Whitelisting for Simulated Phishing Tests

To run a phishing simulation, you will need to whitelist IP addresses to ensure that the fake phishing emails are not caught in your business’s spam filter. (If they are caught by your spam filter, then they will not reach your employees, and therefore no test of employees’ abilities can be made.)

After whitelisting, OXEN will send you a test to make sure the phishing email will go through.

Whitelist the following IP addresses

(Welcome & Weekly Security Tip Emails)

149.72.184.111
168.245.40.98

(Phishing Emails)

168.245.68.173
149.72.207.249
168.245.34.162
168.245.30.20
18.209.119.19
34.231.173.178
54.209.51.230
157.230.65.76

The methods to do this depend on the spam filter you are using. Some common filters and directions are listed below.

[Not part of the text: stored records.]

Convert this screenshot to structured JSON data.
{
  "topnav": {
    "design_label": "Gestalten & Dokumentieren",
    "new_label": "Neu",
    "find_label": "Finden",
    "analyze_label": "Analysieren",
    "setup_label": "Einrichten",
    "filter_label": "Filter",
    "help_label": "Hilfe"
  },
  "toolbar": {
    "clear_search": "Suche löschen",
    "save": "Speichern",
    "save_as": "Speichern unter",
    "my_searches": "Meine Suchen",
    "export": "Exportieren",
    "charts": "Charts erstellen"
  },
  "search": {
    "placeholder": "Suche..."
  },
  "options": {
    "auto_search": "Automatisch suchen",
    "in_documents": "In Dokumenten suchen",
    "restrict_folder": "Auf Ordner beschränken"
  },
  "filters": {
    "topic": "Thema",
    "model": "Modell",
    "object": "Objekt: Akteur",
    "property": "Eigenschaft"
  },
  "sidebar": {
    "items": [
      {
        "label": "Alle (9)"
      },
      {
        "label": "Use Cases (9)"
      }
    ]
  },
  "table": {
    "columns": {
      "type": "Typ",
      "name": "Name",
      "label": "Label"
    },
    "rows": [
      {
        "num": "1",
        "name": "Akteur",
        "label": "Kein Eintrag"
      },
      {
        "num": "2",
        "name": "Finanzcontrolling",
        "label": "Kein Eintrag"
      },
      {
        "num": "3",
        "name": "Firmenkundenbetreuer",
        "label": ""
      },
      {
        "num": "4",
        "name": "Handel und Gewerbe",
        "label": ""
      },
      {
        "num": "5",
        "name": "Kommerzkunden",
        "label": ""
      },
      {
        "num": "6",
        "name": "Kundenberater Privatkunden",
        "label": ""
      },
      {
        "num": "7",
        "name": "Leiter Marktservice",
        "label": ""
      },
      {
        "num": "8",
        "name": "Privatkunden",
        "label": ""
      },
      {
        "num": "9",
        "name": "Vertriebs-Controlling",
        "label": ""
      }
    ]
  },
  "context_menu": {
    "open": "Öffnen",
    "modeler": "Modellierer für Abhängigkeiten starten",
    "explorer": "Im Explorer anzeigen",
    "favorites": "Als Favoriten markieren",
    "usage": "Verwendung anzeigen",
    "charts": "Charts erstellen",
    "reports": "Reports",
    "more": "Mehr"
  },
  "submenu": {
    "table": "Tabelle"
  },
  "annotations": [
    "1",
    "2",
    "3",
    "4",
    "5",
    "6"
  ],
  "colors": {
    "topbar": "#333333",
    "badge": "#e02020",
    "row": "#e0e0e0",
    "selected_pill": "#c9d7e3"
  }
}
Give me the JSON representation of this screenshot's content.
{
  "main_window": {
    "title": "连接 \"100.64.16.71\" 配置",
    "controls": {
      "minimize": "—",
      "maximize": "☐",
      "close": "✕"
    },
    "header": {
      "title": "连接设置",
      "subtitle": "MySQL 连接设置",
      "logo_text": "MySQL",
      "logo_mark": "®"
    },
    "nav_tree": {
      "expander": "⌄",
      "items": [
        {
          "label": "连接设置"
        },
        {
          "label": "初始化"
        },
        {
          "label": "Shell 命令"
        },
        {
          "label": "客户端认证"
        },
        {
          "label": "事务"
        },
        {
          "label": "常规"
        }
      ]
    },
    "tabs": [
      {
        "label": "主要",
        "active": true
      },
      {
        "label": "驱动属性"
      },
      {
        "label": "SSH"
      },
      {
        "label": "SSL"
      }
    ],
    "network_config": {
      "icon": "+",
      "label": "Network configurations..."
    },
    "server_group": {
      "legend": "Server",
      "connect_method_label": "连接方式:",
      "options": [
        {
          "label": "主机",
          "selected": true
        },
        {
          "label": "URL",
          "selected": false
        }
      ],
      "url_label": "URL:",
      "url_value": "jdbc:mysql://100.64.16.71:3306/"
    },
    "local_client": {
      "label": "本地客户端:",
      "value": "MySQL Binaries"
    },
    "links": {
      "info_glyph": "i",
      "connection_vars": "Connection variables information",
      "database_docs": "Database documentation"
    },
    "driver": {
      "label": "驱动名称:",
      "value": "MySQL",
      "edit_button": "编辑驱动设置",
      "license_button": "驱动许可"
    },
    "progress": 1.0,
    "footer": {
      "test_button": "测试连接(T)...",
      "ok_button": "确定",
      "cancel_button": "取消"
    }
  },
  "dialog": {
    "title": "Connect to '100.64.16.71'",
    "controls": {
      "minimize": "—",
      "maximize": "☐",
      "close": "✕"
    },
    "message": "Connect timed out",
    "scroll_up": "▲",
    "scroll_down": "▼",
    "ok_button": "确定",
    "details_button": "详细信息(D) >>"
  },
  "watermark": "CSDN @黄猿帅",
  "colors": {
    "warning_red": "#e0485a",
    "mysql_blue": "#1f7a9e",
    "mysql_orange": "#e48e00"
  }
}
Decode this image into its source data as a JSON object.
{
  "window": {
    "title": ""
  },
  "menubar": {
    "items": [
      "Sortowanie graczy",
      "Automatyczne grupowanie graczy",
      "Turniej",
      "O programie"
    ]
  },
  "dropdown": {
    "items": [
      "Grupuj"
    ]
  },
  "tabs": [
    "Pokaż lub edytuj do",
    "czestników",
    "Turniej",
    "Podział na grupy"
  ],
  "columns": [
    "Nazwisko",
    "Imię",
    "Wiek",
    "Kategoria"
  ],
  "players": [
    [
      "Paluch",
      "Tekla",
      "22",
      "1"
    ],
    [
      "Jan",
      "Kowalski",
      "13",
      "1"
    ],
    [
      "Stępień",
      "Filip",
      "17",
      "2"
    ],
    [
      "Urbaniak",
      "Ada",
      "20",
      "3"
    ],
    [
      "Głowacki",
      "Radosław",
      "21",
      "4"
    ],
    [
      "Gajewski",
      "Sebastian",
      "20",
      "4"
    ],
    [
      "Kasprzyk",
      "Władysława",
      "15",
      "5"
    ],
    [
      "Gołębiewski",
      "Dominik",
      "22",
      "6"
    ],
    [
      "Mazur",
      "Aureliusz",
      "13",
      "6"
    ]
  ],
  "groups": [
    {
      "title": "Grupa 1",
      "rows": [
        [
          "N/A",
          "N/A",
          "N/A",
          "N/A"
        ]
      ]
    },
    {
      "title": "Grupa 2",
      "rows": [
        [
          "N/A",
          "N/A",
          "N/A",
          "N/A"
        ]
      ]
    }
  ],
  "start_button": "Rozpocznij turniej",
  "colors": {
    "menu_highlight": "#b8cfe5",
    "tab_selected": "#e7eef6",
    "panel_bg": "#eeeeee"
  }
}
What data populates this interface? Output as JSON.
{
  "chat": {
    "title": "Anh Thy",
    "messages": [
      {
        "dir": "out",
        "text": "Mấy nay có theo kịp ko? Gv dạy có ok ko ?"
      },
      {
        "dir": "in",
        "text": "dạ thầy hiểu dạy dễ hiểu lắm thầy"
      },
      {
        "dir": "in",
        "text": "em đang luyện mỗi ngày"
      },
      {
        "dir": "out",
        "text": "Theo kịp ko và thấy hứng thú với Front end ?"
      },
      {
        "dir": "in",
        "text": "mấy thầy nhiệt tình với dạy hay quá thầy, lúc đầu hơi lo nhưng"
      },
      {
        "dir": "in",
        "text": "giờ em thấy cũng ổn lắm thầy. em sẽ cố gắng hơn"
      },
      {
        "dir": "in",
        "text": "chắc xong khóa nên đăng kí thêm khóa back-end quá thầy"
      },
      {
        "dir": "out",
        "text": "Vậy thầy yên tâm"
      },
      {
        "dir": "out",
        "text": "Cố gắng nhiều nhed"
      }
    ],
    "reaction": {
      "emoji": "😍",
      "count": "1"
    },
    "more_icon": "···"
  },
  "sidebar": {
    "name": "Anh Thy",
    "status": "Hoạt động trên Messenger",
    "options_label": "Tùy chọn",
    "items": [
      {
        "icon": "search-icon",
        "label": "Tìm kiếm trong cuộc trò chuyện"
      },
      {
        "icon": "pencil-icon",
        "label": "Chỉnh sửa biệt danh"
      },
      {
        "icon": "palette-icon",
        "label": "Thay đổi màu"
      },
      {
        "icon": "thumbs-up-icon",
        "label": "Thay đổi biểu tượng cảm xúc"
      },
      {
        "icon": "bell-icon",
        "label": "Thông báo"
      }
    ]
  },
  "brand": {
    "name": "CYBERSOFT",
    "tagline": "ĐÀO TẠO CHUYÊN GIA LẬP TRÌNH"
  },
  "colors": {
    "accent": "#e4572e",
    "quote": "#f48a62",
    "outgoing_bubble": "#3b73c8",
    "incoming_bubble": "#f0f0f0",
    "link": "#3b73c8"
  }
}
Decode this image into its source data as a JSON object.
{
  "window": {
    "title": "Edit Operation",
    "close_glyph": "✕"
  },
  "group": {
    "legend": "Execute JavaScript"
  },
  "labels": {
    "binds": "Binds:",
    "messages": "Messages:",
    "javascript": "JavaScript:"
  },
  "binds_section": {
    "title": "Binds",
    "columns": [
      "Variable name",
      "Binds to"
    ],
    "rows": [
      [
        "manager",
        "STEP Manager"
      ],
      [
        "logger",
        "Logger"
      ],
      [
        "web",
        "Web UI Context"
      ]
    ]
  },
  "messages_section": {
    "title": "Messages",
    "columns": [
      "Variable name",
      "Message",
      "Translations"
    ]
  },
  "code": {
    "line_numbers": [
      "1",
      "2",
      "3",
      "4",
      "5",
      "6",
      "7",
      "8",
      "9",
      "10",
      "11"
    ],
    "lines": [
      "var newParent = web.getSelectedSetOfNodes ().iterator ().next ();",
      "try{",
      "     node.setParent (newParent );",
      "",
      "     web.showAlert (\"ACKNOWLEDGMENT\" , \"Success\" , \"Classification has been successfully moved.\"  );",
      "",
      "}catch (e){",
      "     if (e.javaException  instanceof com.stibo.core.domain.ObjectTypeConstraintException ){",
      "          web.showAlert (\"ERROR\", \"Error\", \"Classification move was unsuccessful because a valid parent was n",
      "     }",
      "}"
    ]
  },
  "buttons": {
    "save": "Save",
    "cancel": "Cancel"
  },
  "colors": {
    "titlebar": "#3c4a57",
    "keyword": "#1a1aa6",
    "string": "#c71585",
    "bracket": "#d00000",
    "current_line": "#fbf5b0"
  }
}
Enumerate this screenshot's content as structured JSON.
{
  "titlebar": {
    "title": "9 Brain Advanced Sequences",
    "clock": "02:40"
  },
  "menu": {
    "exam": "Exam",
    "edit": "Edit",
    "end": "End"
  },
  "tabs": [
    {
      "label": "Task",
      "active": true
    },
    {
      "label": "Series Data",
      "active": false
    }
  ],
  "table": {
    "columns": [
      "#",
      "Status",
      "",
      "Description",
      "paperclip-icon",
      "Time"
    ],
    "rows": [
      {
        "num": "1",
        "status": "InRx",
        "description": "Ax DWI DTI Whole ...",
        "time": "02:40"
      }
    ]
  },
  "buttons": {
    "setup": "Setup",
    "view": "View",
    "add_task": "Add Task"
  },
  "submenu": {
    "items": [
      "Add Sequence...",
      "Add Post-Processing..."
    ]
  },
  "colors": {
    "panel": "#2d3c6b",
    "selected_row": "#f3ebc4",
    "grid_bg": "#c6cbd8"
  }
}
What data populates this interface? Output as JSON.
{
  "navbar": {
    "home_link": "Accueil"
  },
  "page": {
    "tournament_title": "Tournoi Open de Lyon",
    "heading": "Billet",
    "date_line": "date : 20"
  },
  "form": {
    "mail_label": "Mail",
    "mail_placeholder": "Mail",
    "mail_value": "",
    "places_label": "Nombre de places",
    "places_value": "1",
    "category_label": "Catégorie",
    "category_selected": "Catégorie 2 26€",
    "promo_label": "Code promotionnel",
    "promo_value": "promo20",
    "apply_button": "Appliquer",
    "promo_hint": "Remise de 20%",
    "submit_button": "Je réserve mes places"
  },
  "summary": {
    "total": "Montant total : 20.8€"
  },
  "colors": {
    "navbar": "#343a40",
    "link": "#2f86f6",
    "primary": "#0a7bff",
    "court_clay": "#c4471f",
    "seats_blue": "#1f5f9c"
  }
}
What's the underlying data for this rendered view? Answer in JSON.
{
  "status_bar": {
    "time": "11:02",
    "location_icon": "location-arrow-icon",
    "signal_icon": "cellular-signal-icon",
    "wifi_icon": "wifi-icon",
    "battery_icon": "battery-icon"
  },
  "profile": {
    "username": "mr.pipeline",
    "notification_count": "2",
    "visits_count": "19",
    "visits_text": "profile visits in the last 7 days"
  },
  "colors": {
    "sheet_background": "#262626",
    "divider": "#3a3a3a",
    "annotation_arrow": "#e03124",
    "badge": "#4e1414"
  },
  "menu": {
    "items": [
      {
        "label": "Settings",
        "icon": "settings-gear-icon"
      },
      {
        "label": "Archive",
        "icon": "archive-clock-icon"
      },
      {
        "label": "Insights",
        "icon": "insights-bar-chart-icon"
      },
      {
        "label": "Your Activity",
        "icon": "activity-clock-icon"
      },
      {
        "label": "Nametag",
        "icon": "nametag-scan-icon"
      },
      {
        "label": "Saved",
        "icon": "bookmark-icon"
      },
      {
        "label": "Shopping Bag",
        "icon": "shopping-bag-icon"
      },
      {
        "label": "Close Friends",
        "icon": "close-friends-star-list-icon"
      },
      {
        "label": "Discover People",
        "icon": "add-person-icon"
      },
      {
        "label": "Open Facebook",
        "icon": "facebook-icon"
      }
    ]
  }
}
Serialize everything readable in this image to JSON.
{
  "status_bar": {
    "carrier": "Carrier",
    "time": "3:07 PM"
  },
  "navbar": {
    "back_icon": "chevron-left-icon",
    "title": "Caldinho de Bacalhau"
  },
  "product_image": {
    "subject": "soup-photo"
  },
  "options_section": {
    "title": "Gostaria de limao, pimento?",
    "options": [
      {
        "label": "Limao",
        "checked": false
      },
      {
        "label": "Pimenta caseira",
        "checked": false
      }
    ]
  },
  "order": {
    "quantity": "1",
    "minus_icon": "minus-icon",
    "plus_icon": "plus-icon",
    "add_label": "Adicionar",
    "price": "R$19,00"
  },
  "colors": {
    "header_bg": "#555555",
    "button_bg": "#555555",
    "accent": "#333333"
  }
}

Microsoft 365 PowerShell script

Note: Check with your Partner of Record before making changes to your Office 365 infrastructure.

If you are using Microsoft 365, you can now execute a PowerShell script to whitelist these IP addresses. You must have an administrator account on your client’s system. Access the PowerShell script and review the documentation here.


Whitelisting Domains

The following domains are used to send the phishing tests. You can whitelist them as well.

pii-protect.com
piiphish.com
it-support.care
cloud-service-care.com
customer-portal.info
efaxcustcare.com
member-services.info
your-shipment.com
bankonlinesupport.com
secureaccess.biz
packagetrackingportal.com
logineverification.com
transferportal.tech
Iogmein.com
mlcrosoft.live
llnkedinc.com
chiro-health.net
emr-portal.com
package-locator.com
amazon-delivers.com
easy-payment.online
pay-my-bills.online
laboratoryresults.net
pt-portal.com

Whitelisting Emails

You can also whitelist these email addresses for the weekly emails.

No-reply@security-reminders.com
no-reply@pii-protect.com

Can you whitelist emails used to send phishing scenarios?

Email addresses for sending phishing scenarios are constantly changing and being added. We recommend you whitelist for IPs instead. If that is not available, whitelist by domain (see left).